BeFly: cross-selling é citado por CEO como diferencial para companhia crescer no país (Getty Images/Getty Images)

BeFly: cross-selling é citado por CEO como diferencial para companhia crescer no país (Getty Images/Getty Images)

Karina Souza
Karina Souza

Repórter Exame IN

Publicado em 18 de abril de 2023 às 21h49.

Última atualização em 19 de abril de 2023 às 14h22.

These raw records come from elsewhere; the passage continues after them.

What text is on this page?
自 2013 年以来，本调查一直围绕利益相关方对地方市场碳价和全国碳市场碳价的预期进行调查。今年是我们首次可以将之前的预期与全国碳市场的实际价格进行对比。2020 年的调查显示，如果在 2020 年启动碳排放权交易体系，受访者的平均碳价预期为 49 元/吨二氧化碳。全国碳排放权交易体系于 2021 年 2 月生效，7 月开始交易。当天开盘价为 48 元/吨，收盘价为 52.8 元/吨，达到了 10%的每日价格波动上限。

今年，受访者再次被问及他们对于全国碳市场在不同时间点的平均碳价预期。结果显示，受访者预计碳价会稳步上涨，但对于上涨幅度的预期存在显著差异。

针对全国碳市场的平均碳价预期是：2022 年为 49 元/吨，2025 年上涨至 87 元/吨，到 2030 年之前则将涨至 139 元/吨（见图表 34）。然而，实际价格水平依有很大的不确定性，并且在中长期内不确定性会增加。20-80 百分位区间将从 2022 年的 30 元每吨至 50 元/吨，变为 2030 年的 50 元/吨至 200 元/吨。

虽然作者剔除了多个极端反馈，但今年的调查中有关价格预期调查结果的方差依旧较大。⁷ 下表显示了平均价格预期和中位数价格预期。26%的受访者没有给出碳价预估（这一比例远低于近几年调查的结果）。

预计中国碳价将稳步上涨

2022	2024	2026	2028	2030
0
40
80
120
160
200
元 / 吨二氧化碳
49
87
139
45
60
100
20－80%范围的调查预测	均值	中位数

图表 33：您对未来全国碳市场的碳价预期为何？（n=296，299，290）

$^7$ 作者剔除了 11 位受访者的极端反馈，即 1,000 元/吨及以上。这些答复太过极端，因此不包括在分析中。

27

Uma empresa brasileira de turismo alcançou um feito incomum: multiplicou a receita bruta por 17 vezes da pandemia para cá: A BeFly. A companhia, que só perde em tamanho para a Decolar e a CVC, é uma exceção em um setor que ainda não se recuperou totalmente do baque gerado pela covid-19. De acordo com dados da Fecomercio, o segmento de Turismo faturou R$ 208 bilhões em 2022 -- cifra maior do que a de 2021, mas ainda ainda 12% abaixo da registrada em 2019. No meio do caos, a empresa arregaçou as mangas e resolveu conduzir uma estratégia de consolidação, com o intuito de se tornar um ecossistema de negócios para o setor. Trinta e seis aquisições depois, a visão do CEO, Marcelo Cohen, é de que o plano deu certo. "Compramos empresas rentáveis e estamos gerando caixa", diz, em entrevista ao EXAME IN, diz, sem revelar números. A única cifra disponibilizada pela empresa é a receita bruta: estimativa de R$ 10 bilhões para 2023, crescimento de 20% em relação ao ano anterior. Em 2019, antes de todo esse processo começar, era de R$ 600 milhões.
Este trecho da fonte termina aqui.